Even the word "Azazel," it turns out at the end, is not "devil" as Fandorin had originally thought, but the Biblical Hebrew for "scapegoat."

According to the aprocryphal book of Enoch, Azazel was a fallen angel who taught mankind to make weapons, jewelry and mirrors, thereby introducing man to violence and vanity.

The television series was shot in 52 days in Moscow's old mansions and streets, in Prague (the English bit of the story) and at the Mosfilm studios.

Akunin, who worked on the screenplay in consultations with director Alexander Adabashyan, said he was ready to accept the TV interpretation of his book.

"Senior colleagues had warned me that the first dramatization is always painful," he said at last week's presentation.

"But when I saw the footage, I realized that I can live with it. It is no longer my story.
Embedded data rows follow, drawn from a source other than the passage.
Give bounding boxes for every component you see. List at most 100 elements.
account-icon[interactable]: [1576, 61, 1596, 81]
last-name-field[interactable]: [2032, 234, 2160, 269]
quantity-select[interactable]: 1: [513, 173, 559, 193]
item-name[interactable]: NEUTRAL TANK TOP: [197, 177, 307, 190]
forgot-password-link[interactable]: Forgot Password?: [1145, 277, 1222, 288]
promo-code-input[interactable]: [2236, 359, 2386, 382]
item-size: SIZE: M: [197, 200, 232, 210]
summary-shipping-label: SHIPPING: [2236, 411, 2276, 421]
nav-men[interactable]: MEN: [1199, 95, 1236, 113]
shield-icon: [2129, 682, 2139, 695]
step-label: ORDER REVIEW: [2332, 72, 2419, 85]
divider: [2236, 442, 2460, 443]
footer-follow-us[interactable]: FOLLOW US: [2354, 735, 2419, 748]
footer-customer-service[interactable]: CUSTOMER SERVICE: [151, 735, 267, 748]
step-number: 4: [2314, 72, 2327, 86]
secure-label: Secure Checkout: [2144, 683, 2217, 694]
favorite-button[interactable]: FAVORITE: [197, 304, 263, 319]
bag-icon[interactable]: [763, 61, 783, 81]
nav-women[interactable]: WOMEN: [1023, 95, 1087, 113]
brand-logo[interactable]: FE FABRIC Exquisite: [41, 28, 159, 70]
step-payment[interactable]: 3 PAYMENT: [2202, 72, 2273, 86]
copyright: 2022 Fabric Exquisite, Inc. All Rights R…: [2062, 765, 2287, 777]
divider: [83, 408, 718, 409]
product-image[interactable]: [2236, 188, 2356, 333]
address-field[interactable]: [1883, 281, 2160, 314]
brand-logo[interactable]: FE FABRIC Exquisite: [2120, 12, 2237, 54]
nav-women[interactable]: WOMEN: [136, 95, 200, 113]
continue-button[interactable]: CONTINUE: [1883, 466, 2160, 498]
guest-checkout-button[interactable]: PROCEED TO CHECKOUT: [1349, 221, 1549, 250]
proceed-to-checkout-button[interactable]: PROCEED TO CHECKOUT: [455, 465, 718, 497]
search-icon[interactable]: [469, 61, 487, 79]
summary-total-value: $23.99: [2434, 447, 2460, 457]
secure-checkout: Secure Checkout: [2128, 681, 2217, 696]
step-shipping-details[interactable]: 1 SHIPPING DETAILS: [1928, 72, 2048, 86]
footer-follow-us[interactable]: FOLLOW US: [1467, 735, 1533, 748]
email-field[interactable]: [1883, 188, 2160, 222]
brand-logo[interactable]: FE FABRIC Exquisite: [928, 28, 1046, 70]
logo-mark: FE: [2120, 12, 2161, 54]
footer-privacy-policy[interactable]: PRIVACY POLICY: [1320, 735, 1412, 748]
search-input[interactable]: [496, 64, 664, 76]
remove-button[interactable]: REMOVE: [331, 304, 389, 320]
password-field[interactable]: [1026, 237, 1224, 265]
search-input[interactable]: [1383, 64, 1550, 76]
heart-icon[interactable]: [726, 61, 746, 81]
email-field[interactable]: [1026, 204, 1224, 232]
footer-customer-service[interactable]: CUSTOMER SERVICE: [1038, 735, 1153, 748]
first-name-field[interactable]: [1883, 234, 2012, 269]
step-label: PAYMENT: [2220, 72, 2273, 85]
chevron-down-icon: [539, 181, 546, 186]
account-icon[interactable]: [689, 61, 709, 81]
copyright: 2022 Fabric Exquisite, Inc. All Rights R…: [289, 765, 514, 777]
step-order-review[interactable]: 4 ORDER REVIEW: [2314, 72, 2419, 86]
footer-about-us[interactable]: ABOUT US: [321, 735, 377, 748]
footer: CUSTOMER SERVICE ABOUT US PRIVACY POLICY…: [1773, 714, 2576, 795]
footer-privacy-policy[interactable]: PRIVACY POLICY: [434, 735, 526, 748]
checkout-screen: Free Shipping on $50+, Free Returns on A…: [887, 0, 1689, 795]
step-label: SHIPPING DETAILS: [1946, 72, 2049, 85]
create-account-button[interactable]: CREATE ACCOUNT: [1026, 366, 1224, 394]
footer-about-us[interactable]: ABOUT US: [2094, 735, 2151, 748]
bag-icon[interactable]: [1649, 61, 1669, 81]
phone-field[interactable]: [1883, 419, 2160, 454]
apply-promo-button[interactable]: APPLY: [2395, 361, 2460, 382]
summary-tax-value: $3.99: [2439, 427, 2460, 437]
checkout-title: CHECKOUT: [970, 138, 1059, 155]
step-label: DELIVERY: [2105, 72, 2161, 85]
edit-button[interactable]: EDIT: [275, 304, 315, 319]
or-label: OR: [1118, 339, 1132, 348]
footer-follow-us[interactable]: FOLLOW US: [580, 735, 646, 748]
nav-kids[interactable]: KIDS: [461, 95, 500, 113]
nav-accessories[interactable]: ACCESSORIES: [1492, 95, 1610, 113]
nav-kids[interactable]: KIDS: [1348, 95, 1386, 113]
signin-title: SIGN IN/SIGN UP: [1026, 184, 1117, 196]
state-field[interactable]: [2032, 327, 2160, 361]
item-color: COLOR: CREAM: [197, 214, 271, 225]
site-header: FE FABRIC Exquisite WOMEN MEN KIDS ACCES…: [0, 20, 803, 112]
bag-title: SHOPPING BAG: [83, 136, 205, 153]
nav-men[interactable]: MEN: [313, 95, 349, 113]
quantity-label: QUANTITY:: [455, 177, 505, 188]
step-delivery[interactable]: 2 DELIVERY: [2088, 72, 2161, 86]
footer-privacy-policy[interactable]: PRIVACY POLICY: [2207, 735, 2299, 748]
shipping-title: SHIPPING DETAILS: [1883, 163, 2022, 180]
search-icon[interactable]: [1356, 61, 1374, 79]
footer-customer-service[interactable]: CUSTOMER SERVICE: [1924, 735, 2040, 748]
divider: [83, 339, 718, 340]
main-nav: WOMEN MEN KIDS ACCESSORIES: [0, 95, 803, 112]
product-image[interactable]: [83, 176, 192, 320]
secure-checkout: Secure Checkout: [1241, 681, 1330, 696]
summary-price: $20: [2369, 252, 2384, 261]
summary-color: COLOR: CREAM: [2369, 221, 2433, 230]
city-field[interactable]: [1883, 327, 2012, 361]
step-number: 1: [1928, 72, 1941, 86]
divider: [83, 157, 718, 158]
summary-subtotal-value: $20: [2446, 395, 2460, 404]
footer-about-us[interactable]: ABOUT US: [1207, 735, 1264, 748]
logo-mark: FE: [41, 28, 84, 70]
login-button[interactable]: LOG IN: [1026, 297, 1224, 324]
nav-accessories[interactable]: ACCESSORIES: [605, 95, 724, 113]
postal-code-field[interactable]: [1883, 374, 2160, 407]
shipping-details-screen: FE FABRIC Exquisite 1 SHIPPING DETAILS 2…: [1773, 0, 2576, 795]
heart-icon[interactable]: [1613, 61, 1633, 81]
It is something new -- a story told by Adabashyan."

At the presentation, Fandorin -- whose German ancestor, von Dorn, supposedly came to Moscow as a mercenary at the time of Ivan the Terrible, but who serves Russia selflessly -- was pitched as nothing short of a prospective "national hero."

"If he is a national hero, he would satisfy me much more than Danila Bagrov," said Sergei Chonishivili, who plays the role of reckless carouser Count Zurov.

He was refering to the thuggish character of popular movies "Brat" and "Brat-2" -- a modern-day murderer with some good ideals who nonetheless stops at nothing to save his criminal brother from other criminals or seek revenge against the American mafia for the mistreatment of a Russian hockey player.

"When a person speaks good Russian language and the concept of honor is present in his behaviour, it is already a good start to becoming a national hero," Chonishivili said.

Leonid Vereshchagin, the executive producer of Mikhalkov's TRITE studio, which made Azazel for ORT, said the idea of "human dignity" was prominent in the novel.

"He is a Russian intellectual, but not a contemplative one," Vereshchagin said. "If necessary, he can rip off your arm."

When Adabashyan compared Fandorin to Ivan the Fool -- the lucky but lazy character of Russian fairy tales, Ilya Noskov -- a young actor from St. Petersburg who plays the role of Fandorin -- came to his character's defense.

"Fandorin is a Russian character, but he is not Ivan the Fool," Noskov said. "He is very smart and possesses a fantastic intuition."

Akunin, however, shied away from grand pronouncements, saying only the audience can recognize a national hero.

"A strange picture is emerging," he said jokingly. "As if here sits some Caucasus mafia -- Faiziyev, Adabashyan, Chkhartishvili, Chonishvili [Azeri, Armenian and Georgian last names] -- trying to impose on the Russian people a man with a suspiciously non-Russian name as a national hero. I want to resolutely deny that!"